[PATCH 0/5] Fix ntpd to not poll frequently

Miroslav Lichvar mlichvar at redhat.com
Thu Sep 25 13:25:34 UTC 2014


On Wed, Sep 24, 2014 at 04:13:14PM +0200, Denys Vlasenko wrote:
> My experience with ISC ntpd (admittedly somewhat dated) is that it
> didn't try to do that hard enough. Somehow it seemed to its authors
> that "we need several minutes to sync the clock" is resonable.

I think it depends on what exactly you mean by syncing the clock. The
reference NTP implementation is known to be slow in the initial
synchronization, it adapts rather slowly to rapid frequency changes,
and the default stepout interval of 15 minutes is too long.

> It is not. Think about it. If you are setting the mechanical clock
> by looking at another, (presumably) correct clock, how long does it take?
> Few seconds, not minutes.

Setting a clock once by looking at another is quick, but that won't
correct the frequency offset. It would take days or weeks to have a
good estimate of that and then the length of the pendulum or spring
would have to be adjusted, if we want to compare it to what ntpd does.

> Keeping this in mind, bbox ntpd currently does a few things to speed up
> clock sync. Such as "revert to MINPOLL polling interval if we step the clock".
> The rationale is that if ntpd does discover that step is needed,
> something unusual happened. Such as my laptop hibernating:
> apparently my CMOS clock is busted, it doesn't "tick".

Does your system set the RTC to the system time before suspend? The
busybox ntpd doesn't seem to reset the MAXERROR field in adjtimex, so
the kernel RTC synchronization (aka 11-minute mode) is disabled and
something else is needed to set the RTC. Is that intentional?

> So after hibernating, the clock is off by at least a few seconds,
> sometimes much more. ntpd needs to basically start syncing anew.
> If it would do it with one request per 20 minutes, it won't go
> "reasonably fast", right?

No, I don't see why should be the polling interval reset in this case.
After the clock was stepped, the time offset is close to zero, the
frequency offset should be still good enough and the polling can
continue as before the system was suspended.

I'd be ok with it if suspending the system was the only reason the
clock can be stepped, but there are others, including

- another application is messing with the system clock
- remote clock was stepped
- network is congested
- jitter is so large that the measured offset is above the step
  threshold
- frequency offset between local and remote clock is so large that
  the time offset reaches the step threshold

>From these, I think polling interval should be shortened only in the
last case and there is a problem that it's not so easy to reliably
distinguish it from the other cases.

> """
> Don't reset the polling interval to the minimum when all peers are
> unreachable or the clock was stepped to avoid frequent polling.
> """
> 
> If all peers are unreachable, most likely it is a network problem.

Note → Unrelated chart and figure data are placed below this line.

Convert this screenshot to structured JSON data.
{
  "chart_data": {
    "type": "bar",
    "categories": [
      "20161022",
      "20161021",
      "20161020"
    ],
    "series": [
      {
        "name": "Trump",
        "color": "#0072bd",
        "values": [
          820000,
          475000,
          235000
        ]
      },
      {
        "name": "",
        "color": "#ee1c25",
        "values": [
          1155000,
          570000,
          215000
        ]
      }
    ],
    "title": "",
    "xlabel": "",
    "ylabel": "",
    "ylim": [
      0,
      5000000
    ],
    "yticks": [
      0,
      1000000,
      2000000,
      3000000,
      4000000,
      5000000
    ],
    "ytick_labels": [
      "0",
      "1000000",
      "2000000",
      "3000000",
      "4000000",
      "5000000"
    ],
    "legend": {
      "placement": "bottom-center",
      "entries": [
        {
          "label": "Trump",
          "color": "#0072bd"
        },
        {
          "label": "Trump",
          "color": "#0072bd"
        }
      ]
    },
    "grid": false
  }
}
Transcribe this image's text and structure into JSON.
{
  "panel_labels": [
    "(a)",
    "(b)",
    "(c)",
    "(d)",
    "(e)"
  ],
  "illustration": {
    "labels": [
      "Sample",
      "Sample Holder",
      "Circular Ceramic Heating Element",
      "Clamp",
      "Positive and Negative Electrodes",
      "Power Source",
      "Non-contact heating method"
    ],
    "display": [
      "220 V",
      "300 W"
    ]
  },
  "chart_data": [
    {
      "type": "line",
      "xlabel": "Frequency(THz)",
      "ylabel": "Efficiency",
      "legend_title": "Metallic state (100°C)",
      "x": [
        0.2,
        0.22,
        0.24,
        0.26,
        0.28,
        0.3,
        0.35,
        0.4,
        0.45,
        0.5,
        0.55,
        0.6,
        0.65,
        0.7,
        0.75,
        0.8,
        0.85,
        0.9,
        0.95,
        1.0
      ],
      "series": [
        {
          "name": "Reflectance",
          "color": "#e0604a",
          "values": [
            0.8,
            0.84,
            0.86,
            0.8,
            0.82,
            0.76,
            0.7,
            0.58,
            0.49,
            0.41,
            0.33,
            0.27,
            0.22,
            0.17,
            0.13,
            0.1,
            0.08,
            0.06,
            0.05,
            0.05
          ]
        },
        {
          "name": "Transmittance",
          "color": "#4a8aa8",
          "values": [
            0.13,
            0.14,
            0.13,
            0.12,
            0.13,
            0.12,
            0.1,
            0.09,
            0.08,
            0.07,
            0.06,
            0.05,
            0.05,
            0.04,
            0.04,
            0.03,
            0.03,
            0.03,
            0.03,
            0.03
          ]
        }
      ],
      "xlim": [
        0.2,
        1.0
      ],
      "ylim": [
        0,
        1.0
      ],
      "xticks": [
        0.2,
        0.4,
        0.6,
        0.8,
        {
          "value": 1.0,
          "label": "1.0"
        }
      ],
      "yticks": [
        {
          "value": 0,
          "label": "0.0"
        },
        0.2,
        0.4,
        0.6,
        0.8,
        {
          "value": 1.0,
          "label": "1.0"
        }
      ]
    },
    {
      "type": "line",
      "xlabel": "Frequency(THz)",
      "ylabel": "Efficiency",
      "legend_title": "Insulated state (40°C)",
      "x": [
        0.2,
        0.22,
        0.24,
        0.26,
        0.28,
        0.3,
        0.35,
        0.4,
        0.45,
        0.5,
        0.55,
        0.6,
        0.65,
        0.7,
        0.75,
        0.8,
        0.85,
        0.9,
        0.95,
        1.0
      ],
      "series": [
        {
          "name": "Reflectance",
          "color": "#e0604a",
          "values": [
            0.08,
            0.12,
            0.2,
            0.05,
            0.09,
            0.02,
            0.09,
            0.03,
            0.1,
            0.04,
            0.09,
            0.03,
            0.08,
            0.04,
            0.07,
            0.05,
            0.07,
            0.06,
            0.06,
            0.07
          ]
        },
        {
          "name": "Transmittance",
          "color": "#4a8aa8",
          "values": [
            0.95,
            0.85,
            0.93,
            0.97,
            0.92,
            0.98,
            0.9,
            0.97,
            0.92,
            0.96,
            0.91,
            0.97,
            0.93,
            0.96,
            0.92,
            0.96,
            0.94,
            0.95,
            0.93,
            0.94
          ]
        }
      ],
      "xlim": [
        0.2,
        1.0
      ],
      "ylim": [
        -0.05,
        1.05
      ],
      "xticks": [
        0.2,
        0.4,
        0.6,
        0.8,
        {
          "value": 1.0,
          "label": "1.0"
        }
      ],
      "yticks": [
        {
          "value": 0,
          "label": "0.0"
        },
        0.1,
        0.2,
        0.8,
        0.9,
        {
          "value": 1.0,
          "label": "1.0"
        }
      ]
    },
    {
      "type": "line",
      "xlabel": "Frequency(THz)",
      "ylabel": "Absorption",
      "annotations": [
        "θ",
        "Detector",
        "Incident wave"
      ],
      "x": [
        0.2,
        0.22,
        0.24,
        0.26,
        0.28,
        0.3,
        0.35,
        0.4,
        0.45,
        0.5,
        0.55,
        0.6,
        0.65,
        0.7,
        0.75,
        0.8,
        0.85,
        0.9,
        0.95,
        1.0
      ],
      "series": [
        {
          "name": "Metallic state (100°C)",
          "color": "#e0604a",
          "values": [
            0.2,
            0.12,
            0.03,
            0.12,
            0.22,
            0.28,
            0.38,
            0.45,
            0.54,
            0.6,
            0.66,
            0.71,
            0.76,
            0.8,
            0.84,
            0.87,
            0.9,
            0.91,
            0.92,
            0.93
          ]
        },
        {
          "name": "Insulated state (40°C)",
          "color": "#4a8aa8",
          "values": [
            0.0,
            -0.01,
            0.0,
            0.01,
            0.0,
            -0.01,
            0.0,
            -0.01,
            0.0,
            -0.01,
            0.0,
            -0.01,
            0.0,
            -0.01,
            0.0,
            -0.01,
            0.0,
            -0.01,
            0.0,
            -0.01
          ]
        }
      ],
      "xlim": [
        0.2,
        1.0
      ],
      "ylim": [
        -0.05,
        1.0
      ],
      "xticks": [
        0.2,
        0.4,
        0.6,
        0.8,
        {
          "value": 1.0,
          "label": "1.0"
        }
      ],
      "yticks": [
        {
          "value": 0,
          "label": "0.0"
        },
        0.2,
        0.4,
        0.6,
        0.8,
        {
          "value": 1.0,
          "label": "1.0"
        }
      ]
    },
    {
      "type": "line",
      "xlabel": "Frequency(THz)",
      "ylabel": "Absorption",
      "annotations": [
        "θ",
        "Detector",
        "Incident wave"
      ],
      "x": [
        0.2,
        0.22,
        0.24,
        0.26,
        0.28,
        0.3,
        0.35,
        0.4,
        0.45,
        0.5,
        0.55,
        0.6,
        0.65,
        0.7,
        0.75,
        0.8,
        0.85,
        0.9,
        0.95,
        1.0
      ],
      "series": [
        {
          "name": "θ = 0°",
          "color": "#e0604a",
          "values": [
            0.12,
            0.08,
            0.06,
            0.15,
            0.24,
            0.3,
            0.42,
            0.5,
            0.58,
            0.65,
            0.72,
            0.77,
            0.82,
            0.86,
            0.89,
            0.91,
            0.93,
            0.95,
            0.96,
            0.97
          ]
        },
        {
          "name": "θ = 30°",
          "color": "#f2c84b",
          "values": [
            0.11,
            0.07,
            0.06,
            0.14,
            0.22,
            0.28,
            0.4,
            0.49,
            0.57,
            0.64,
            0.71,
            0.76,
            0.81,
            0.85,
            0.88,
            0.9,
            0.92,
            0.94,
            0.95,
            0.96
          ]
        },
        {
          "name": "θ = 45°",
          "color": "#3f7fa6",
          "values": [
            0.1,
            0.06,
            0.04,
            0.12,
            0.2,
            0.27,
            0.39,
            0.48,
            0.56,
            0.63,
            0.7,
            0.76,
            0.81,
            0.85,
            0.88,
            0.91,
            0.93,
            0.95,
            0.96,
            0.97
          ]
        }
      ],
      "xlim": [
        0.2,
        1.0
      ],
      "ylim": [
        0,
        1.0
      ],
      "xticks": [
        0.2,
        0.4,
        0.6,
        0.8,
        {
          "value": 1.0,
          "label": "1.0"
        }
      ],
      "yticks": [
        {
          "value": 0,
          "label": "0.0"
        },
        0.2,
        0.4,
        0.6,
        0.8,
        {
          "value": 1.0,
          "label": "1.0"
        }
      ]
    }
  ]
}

If the local network connection is down, sendto() will fail and the
code will keep trying to send the packet in 5 second interval
(RETRY_INTERVAL) independently from the normal polling interval.
I think this is the most common case.

If it's a problem somewhere else, I'm not sure what assumptions could
be made. The network could be congested somewhere close and polling
frequently could be making it worse. If ntpd is configured to use only
one server, perhaps the service was stopped or the access was
restricted for some reason. How does it help to reset the polling
interval to the minimum here?

> Who know how long it lasted? What if it lasted many hours?
> I do want to syncronize my clock soon after network problem is fixed,
> not 20 minutes after that.

If the clock was synchronized before the sources became unreachable
and they were not reachable for many hours, does it matter much if the
first clock update after they are reachable again is delayed by one
long polling interval?

> """
> Keep increasing the polling interval in the following situations:
> - no replies are received from a peer
> - no source can be selected
> - peer claims to be unsynchronized (e.g. we are polling it too
>   frequently)
> - recv() returns with an error (e.g. the host doesn't exist or is not
>   running an NTP service)
> """
> 
> I am not sure any of these conditions warrant increasing poll interval.
> 
> Can you explain why you think it should be done?

To make sure the maximum polling interval is always reached as it
would normally. Imagine millions of clients not updating their clocks
for one of the reasons listed above and getting stuck at a short
polling interval (e.g. after they are restarted), increasing the
traffic unnecessarily by orders of magnitude.